A Whitehall civil service chief told a committee chaired by Cumbernauld’s MSP that there’s no evidence to show use of food banks is linked to benefit cuts.
Department of Work and Pensions civil servant Neil Couling was sent north to face a grilling by the Scottish Parliament’s welfare committee.
He amazed MSP’s by appearing to answer “yes” when Cumbernauld MSP Jamie Hepburn asked if the DWP received thank you letters for cutting people’s benefits.
His bizarre remarks were taken as an attempt at a joke, but he also effectively argued that food banks are part of market forces – and that people choose to use them because they can get something for nothing.
Mr Hepburn, the committee’s deputy convener, was chairman for the session.
He later said he found it impossible to reconcile Couling’s perspective with the reality of life in his own constituency – where a growing number of people rely on food banks in both Cumbernauld and Kilsyth.

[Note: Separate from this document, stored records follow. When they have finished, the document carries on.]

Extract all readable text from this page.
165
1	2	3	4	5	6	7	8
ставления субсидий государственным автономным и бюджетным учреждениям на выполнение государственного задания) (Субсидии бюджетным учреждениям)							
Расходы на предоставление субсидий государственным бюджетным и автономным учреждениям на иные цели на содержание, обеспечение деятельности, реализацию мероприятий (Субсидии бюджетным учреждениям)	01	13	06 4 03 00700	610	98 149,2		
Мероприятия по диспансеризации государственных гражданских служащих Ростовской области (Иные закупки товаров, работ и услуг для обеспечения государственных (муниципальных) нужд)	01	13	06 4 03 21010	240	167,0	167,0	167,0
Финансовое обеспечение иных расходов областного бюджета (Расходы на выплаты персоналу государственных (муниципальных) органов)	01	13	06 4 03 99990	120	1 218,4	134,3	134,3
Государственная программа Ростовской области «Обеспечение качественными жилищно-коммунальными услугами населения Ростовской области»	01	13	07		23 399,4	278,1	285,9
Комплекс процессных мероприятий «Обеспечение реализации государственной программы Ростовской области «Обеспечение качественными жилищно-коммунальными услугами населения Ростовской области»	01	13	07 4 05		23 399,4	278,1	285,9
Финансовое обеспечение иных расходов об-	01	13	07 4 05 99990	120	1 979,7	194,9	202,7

“The UK government is detached from reality,” he said. “It is not the civil servants we should blame but the politicians in a government we didn’t vote for.”
The MSP said overwhelming evidence (for example from Citizens Advice) pointed to people suffering from welfare cuts being driven to use food banks.
He praised churches who have led the way in the development of food banks, but added that these were the very people who wished they did not have to exist.